L'Affaire
Malraux
Le départ
eut lieu un vendredi 13. Sur un grand bateau au nom prédestiné
: L'Angkor. Quand Clara et André Malraux embarque à Marseille,
en ce mois d'octobre 1923, pour partir à la conquête de l'Asie,
les deux jeunes amoureux rêvent déjà de chasse aux
trésors. Quelques semaines auparavant, André a exposé
son plan à Clara, plutôt dubitative : « Du Siam au
Cambodge, le long de la voie royale qui va de Dangrek à Angkor,
il y a de grands temples, ceux qui ont été repérés
et décrits dans l'Inventaire, mais il y en a sûrement d'autres,
encore inconnus aujourd'hui...Nous allons dans quelque petit temple du
Cambodge, nous enlevons quelques statues, nous les vendons en Amérique,
ce qui nous permettra de vivre ensuite tranquilement pendant deux à
trois ans. »
Deux ans de
bohème parisienne, à errer dans les cercles littéraires
d'avant-garde, ont laissé les deux jeunes mariés sans le
sou. Leurs dernières économies (des valeurs méxicaines
en chute à la bourse !) ont fondu comme neige au soleil. Clara est
en rupture de ban, elle ne peut plus compter sur le soutien de ses riches
parents.Quant à André, brillant intellectuel en herbe de
vingt-deus ans, il n'a pas encore écrit le premier de ses romans.

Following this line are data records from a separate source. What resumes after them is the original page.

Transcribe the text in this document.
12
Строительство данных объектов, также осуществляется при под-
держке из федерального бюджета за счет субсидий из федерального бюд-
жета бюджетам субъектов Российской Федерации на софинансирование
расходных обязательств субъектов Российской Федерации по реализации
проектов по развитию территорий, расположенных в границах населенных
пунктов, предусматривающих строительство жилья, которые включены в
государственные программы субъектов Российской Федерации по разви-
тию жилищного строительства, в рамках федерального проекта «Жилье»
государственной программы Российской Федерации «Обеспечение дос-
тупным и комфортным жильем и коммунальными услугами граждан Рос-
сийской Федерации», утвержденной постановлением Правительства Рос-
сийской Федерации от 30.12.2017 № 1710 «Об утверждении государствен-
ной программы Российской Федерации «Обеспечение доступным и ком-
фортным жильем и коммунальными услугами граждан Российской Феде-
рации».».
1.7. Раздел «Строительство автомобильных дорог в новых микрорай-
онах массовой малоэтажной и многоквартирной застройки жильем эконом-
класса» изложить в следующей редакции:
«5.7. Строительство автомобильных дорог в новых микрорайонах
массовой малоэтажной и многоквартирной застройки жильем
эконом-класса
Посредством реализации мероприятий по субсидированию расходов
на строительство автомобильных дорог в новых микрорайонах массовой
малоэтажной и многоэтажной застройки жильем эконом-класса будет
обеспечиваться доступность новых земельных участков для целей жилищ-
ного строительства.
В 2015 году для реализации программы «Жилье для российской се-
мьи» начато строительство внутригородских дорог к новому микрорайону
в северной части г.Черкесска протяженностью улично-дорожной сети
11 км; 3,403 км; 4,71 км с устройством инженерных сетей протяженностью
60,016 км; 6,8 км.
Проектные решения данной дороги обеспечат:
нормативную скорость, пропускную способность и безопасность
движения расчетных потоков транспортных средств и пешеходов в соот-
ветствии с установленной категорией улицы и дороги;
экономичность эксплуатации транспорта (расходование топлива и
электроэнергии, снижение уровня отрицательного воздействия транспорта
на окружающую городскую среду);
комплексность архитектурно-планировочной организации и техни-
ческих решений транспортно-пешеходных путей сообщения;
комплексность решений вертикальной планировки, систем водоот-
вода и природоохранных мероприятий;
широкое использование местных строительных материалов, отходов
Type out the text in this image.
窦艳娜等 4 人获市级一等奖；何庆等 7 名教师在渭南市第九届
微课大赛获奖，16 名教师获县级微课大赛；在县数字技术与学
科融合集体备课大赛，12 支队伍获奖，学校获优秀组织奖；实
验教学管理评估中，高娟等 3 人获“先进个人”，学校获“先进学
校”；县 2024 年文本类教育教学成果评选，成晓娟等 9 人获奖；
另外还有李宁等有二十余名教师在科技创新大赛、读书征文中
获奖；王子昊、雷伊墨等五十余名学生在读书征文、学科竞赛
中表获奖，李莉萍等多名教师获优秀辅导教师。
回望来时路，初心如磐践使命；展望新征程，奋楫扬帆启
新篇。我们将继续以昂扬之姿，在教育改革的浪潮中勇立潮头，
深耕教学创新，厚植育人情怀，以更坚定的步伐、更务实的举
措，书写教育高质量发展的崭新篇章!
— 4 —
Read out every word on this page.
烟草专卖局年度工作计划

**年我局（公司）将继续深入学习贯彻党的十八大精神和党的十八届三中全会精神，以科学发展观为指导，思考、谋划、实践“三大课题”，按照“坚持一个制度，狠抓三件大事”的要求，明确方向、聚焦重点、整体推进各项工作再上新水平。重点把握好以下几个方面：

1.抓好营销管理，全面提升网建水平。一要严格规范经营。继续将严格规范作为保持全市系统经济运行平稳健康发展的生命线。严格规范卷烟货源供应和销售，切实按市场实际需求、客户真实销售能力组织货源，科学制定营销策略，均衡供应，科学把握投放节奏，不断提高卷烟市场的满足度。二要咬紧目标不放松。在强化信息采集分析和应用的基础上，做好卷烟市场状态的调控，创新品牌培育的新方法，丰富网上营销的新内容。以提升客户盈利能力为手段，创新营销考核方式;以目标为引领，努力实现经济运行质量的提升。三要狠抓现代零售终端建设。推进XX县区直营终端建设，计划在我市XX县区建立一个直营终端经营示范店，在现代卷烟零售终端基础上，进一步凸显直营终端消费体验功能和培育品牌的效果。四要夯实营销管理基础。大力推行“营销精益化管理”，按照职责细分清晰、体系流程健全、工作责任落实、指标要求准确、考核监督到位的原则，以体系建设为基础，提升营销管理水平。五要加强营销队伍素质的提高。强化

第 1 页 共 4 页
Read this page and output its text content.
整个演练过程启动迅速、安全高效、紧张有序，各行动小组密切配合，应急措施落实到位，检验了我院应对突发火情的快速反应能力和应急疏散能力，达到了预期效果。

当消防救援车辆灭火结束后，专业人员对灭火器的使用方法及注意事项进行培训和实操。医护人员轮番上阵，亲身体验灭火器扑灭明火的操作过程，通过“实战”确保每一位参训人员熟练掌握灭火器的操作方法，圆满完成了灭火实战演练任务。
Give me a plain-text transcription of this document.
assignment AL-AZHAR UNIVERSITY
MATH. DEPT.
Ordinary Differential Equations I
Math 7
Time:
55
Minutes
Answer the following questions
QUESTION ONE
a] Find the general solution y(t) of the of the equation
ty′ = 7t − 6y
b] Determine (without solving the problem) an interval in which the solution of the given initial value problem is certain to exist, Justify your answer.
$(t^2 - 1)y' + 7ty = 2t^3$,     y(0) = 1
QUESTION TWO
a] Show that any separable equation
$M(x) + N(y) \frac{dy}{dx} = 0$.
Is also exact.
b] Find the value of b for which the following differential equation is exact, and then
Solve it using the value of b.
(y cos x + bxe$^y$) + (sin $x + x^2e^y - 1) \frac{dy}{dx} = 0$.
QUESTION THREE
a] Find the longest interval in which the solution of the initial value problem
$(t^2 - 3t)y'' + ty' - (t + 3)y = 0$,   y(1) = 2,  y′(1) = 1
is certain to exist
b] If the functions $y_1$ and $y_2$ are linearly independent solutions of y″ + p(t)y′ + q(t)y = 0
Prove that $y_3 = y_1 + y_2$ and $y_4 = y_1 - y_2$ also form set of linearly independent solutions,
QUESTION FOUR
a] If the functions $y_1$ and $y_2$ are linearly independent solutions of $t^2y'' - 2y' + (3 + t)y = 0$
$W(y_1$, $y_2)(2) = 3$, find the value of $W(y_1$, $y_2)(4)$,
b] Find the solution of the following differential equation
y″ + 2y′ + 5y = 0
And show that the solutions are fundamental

Visiteur amoureux du musée Guimet, il est déjà épris
d'art khmer mais il ne connait rien du Cambodge. Rien, sinon ce qu'en a
écrit Pierre Loti dans son Pélerin d'Angkor, un livre
qu'il a glissé dans ses bagages...au milieu d'une dizaine de scies
égoïnes.
Le
jeune aventurier dispose aussi d'un ordre de mission du ministère
des Colonies qui lui donne apparemment la possibilité de faire des
recherches au Cambodge. Avant son départ, il a pris contact avec
de riches collectionneurs américains et allemands qui pourraient
être intéressés par un « lot de statues khmères...»
Vingt-neuf
jours de traversée. Et puis, enfin, les premiers contacts à
Hanoi avec l'Ecole Française d'Extrême Orient qui dirige les
fouilles dans toutes l'Indochine française. A Saigon, Malraux retrouve
un ami d'enfance, Louis Chevasson, qui accepte de participer à l'expédition.
Cette fois tout est prêt. Et l'aventure commence : les boucles du
Mékong, Phnom Penh (le temps de visiter le musée - pas pour
voler, mais pour le plaisir de yeux !), le Grand Lac et l'arrivée
à Siem Reap, le village proche des temples d'Angkor, où Malraux,
fort de ses ordres de mission, s'empresse de rencontrer le représentant
de l'administration coloniale. D'entrée, celui-ci met les points
sur les i : les temples de la région sont des monuments hitoriques,
ils sont protégés depuis peu par une loi. Mais le futur ministre
de la Culture de De Gaulle ne l'entend pas de cette oreille : il met le
cap sur Banteay Srei, un temple peu connu, à une trentaine de kilomètre
au nord d'Angkor, en considérant que toute ruine est bonne à
prendre.
Encore deux
jours de progression pénibles à travers la forêt. Le
boeufs qui tirent les chars peinent. Les guides khmers jouent du coupe-coupe.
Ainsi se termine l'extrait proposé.